Redacto designs to protect your privacy
DT Next speaks to Amit Kumar, Vaibhav Sharma and Shashank Karincheti of Redacto, one of 6 firms selected by the IT Ministry to pilot the blueprint for system based on Digital Personal Data Protection Act.
Vaibhav Sharma, Amit Kumar and Shashank Karincheti of Redacto
CHENNAI: With only 18 months of compliance window in place for India’s Digital Personal Data Protection Act (DPDP), the tech-privacy ecosystem is preparing for significant changes. From fintechs and lenders to hospitals, and delivery apps – every business that handles personal information must be able to show why it collects that data, how long it retains it, and whether the user clearly agreed to it. Redacto is a one-year old company selected by the Ministry of Electronics and IT (MeitY) as one of six firms to pilot such a blueprint for a privacy architecture that could be adopted nationwide. Excerpts follow...
What parts of DPDP compliance does Redacto actually automate?
Every enterprise takes personal information, stores it and eventually has to remove it when the purpose ends. We automate that entire journey. If either a regulator or a user asks where a particular name or phone number came from, why it was taken and where it is stored now, our system can show it. We record consent at the point of entry, track how data spreads across an organisation and help purge it when it is no longer needed. Our products cover consent management, data governance and third-party oversight. They ensure that data coming in, moving inside and going out is all accounted for.
How does this work inside a company’s system?
When someone signs up through a website or an app, Redacto becomes part of that flow and captures consent. Once that data moves into the company’s cloud or internal systems, our data governance tool identifies what information has come in and where it sits. If the data flows to an external vendor, our third-party risk tool tracks it. So the entire life cycle is visible.
How did you get shortlisted under the Code for Consent challenge?
MeitY asked companies to bring a blueprint for a privacy architecture that could be adopted across the country. They wanted working designs and code. From 50 applicants, 6 were shortlisted. Our design was scalable and secure enough to work at a national level. We’re not a government intermediary. It only means our approach met their criteria for the pilot.
How does the relationship between companies and the government change after DPDP?
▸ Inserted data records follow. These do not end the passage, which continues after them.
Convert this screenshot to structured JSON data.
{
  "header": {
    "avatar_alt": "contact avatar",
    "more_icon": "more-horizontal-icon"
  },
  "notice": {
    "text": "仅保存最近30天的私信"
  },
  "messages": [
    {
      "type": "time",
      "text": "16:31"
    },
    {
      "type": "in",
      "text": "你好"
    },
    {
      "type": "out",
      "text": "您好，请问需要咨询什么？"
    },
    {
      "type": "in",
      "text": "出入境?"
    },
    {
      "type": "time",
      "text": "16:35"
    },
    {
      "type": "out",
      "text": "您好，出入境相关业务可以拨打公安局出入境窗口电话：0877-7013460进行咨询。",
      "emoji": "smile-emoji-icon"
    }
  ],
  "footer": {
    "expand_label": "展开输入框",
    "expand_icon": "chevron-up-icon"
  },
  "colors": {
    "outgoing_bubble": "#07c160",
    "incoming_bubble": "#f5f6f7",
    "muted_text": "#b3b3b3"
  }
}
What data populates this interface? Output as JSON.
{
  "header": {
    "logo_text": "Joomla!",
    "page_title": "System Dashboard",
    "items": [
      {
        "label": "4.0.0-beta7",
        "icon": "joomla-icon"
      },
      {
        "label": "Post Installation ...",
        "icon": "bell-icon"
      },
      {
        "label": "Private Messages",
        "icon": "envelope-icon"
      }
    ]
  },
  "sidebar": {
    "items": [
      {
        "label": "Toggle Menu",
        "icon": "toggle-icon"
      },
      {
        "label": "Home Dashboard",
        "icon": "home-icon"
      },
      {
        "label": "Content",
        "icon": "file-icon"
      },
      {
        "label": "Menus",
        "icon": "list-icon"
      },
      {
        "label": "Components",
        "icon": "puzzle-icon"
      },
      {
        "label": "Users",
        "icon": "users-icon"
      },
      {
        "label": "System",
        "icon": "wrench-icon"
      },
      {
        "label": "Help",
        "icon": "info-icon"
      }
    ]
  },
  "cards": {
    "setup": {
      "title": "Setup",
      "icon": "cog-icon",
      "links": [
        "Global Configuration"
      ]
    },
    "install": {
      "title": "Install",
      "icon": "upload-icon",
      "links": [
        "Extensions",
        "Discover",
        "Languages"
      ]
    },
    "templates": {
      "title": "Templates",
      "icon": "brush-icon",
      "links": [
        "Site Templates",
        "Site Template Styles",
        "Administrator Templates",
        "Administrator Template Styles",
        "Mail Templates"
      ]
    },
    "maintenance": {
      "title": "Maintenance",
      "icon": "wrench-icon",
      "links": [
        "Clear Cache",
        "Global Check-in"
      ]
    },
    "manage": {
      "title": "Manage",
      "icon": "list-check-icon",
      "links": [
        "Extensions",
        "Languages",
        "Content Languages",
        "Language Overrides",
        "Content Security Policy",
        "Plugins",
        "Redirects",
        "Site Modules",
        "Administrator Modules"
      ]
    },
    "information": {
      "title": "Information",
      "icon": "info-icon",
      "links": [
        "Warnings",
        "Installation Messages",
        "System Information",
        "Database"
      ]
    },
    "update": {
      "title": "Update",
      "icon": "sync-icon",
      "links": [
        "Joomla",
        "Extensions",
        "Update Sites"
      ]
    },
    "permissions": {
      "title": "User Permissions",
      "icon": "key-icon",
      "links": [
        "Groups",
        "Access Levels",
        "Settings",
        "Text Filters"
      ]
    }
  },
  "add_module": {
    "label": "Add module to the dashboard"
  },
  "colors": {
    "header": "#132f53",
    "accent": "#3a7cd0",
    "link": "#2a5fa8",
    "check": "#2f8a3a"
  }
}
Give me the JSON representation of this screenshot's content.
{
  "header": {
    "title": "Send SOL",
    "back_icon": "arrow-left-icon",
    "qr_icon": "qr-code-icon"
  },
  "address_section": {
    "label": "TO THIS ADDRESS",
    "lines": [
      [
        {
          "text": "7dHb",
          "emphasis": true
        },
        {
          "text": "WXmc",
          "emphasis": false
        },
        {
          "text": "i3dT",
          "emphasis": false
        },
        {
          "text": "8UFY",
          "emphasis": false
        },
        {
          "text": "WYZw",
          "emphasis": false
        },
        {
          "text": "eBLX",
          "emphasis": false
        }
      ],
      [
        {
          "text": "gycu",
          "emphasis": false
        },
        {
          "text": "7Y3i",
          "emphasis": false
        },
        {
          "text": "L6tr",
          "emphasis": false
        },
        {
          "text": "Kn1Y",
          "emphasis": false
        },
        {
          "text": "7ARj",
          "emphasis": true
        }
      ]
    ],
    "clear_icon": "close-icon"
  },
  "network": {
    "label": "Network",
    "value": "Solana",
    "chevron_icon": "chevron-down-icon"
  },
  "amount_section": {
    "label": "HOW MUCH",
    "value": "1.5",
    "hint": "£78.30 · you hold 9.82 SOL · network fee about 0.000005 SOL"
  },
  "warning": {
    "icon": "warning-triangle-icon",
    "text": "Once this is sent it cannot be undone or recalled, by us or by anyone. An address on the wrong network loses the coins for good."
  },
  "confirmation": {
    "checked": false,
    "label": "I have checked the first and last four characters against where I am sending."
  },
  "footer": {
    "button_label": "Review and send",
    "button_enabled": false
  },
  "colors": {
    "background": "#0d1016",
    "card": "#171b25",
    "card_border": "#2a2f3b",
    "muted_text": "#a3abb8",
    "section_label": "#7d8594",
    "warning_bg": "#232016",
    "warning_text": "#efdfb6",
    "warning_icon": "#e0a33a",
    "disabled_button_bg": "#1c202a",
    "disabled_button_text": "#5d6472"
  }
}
Over the last decade, digitisation has expanded across payments, insurance, health records and almost every sector. But privacy was not given enough attention and that’s why data leaked frequently. Under the DPDP, citizens now have rights over their own data. They can ask why it’s being collected, they can choose to give or refuse consent and they can ask for deletion. That did not exist earlier in any meaningful way. Even basic things like giving your mobile number at a shop or restaurant had no transparency. You had no control over where it went. Now the business is responsible for stating clearly why they need it and cannot force you to agree unless it’s essential for the service.
Who is a third party under DPDP? How are they monitored?
A third party is anyone the company uses to process data. For example, when you open a savings account, your information goes to a video-KYC provider. That provider is a third-party processor. Earlier, if a vendor leaked data, nobody took responsibility. Under DPDP, if a breach happens at the vendor, the penalty still comes to the main company. That forces businesses to monitor their vendors more closely. Redacto detects which vendors receive what data and can send deletion requests to them when a user invokes the right to be forgotten.
Will this make data-sharing journeys more complicated for end users?
It actually makes them simpler. Instead of a long terms-and-conditions link that nobody reads, businesses now have to clearly spell out how they plan to use your phone number or email. If you do not want that, they cannot force you. For users, the change will show up in clearer checkboxes and the ability to revoke permissions.
What are the top DPDP requirements that startups are unprepared for?
Consent management, data audits and the right to be forgotten. These are the biggest gaps. Companies now have to understand not just future data but everything they collected in the past and why they still have it.
What misunderstandings do you see among founders about DPDP?
Many think the law is just control or just compliance but the goal is to give citizens more protection. Businesses now have a duty to honour that. There will also be a learning curve for consumers who will now see consent options that never existed before.
What happens next as companies begin implementing DPDP?
Once businesses adopt the technology, there will be a period where consumers also have to learn what consent means and what choices they have. That awareness will grow over time. The last decade was about digitising everything. The next one will be about doing it in a way that keeps the citizen in control of their information.